Infiesto / Cangas de Onís / Nava

En una comunidad autónoma en la que un 28% de la población tiene 65 años o más, y en la que cada vez más habitantes se arremolina en la zona central de la región, hay un sector joven, innovador y dedicado a su trabajo que resiste en el área centrooriental de Asturias: los barberos.

Tras la pandemia, comenzaron a abrir numerosas academias y barberías especializadas. Esta tendencia ha hecho que cada vez más jóvenes trabajadores decidan desarrollar su carrera profesional por esta vía. El rural asturiano no ha sido ajeno a este fenómeno, lo que ha hecho que en concejos como Piloña, Parres, Cangas de Onís o Nava hayan aprovechado esta popularización para reforzar su oferta laboral

Gregor Ramírez llegó con 17 años a Cangas de Onís procedente de Caracas (Venezuela), y desde febrero de 2022 trabaja de barbero en el centro de la capital canguesa.

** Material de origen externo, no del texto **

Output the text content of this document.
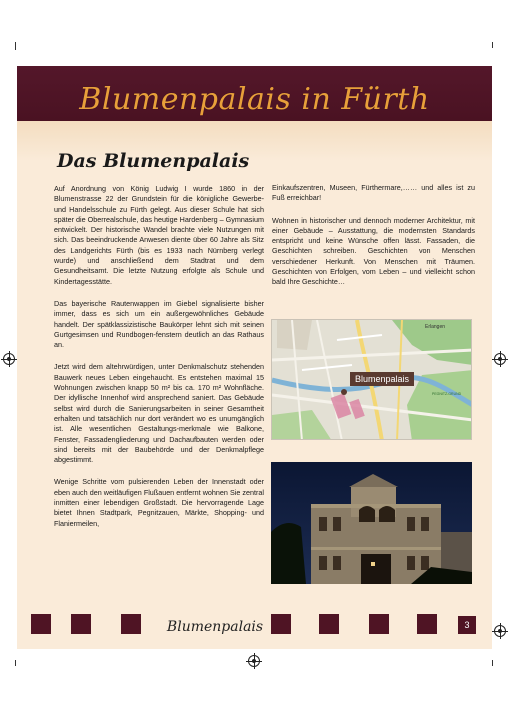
Blumenpalais in Fürth
Das Blumenpalais

Auf Anordnung von König Ludwig I wurde 1860 in der Blumenstrasse 22 der Grundstein für die königliche Gewerbe- und Handelsschule zu Fürth gelegt. Aus dieser Schule hat sich später die Oberrealschule, das heutige Hardenberg – Gymnasium entwickelt. Der historische Wandel brachte viele Nutzungen mit sich. Das beeindruckende Anwesen diente über 60 Jahre als Sitz des Landgerichts Fürth (bis es 1933 nach Nürnberg verlegt wurde) und anschließend dem Stadtrat und dem Gesundheitsamt. Die letzte Nutzung erfolgte als Schule und Kindertagesstätte.

Das bayerische Rautenwappen im Giebel signalisierte bisher immer, dass es sich um ein außergewöhnliches Gebäude handelt. Der spätklassizistische Baukörper lehnt sich mit seinen Gurtgesimsen und Rundbogen-fenstern deutlich an das Rathaus an.

Jetzt wird dem altehrwürdigen, unter Denkmalschutz stehenden Bauwerk neues Leben eingehaucht. Es entstehen maximal 15 Wohnungen zwischen knapp 50 m² bis ca. 170 m² Wohnfläche. Der idyllische Innenhof wird ansprechend saniert. Das Gebäude selbst wird durch die Sanierungsarbeiten in seiner Gesamtheit erhalten und tatsächlich nur dort verändert wo es unumgänglich ist. Alle wesentlichen Gestaltungs-merkmale wie Balkone, Fenster, Fassadengliederung und Dachaufbauten werden oder sind bereits mit der Baubehörde und der Denkmalpflege abgestimmt.

Wenige Schritte vom pulsierenden Leben der Innenstadt oder eben auch den weitläufigen Flußauen entfernt wohnen Sie zentral inmitten einer lebendigen Großstadt. Die hervorragende Lage bietet Ihnen Stadtpark, Pegnitzauen, Märkte, Shopping- und Flaniermeilen,

Einkaufszentren, Museen, Fürthermare,…… und alles ist zu Fuß erreichbar!

Wohnen in historischer und dennoch moderner Architektur, mit einer Gebäude – Ausstattung, die modernsten Standards entspricht und keine Wünsche offen lässt. Fassaden, die Geschichten schreiben. Geschichten von Menschen verschiedener Herkunft. Von Menschen mit Träumen. Geschichten von Erfolgen, vom Leben – und vielleicht schon bald Ihre Geschichte…

Erlangen
PEGNITZ-GRUND
Blumenpalais
Blumenpalais	3
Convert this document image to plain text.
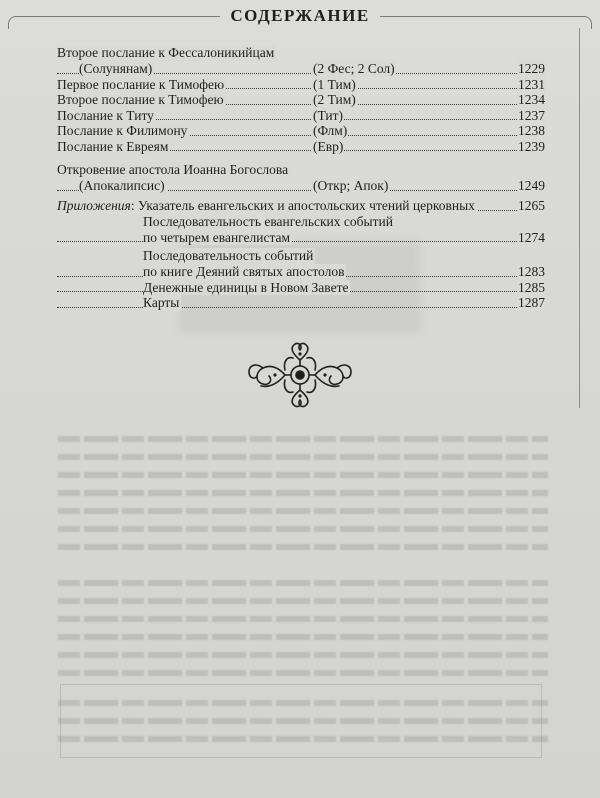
СОДЕРЖАНИЕ
Второе послание к Фессалоникийцам
(Солунянам)	(2 Фес; 2 Сол)	1229
Первое послание к Тимофею	(1 Тим)	1231
Второе послание к Тимофею	(2 Тим)	1234
Послание к Титу	(Тит)	1237
Послание к Филимону	(Флм)	1238
Послание к Евреям	(Евр)	1239
Откровение апостола Иоанна Богослова
(Апокалипсис)	(Откр; Апок)	1249
Приложения: Указатель евангельских и апостольских чтений церковных	1265
Последовательность евангельских событий
по четырем евангелистам	1274
Последовательность событий
по книге Деяний святых апостолов	1283
Денежные единицы в Новом Завете	1285
Карты	1287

Con 26 años, regenta junto con su colaborador, el cangués de 23 años José Núñez, Gregor Barber Studio, el cual contará con dos locales a partir del 1 de agosto. “Al principio había demasiadas dudas, demasiado miedo, incluso había tres o cuatro barberías dónde yo comentaba mi idea y me decían que estaba loco, porque ya había demasiadas peluquerías para mujeres y no hacía falta, que lo mejor era que fuera a las ciudades a hacer eso”.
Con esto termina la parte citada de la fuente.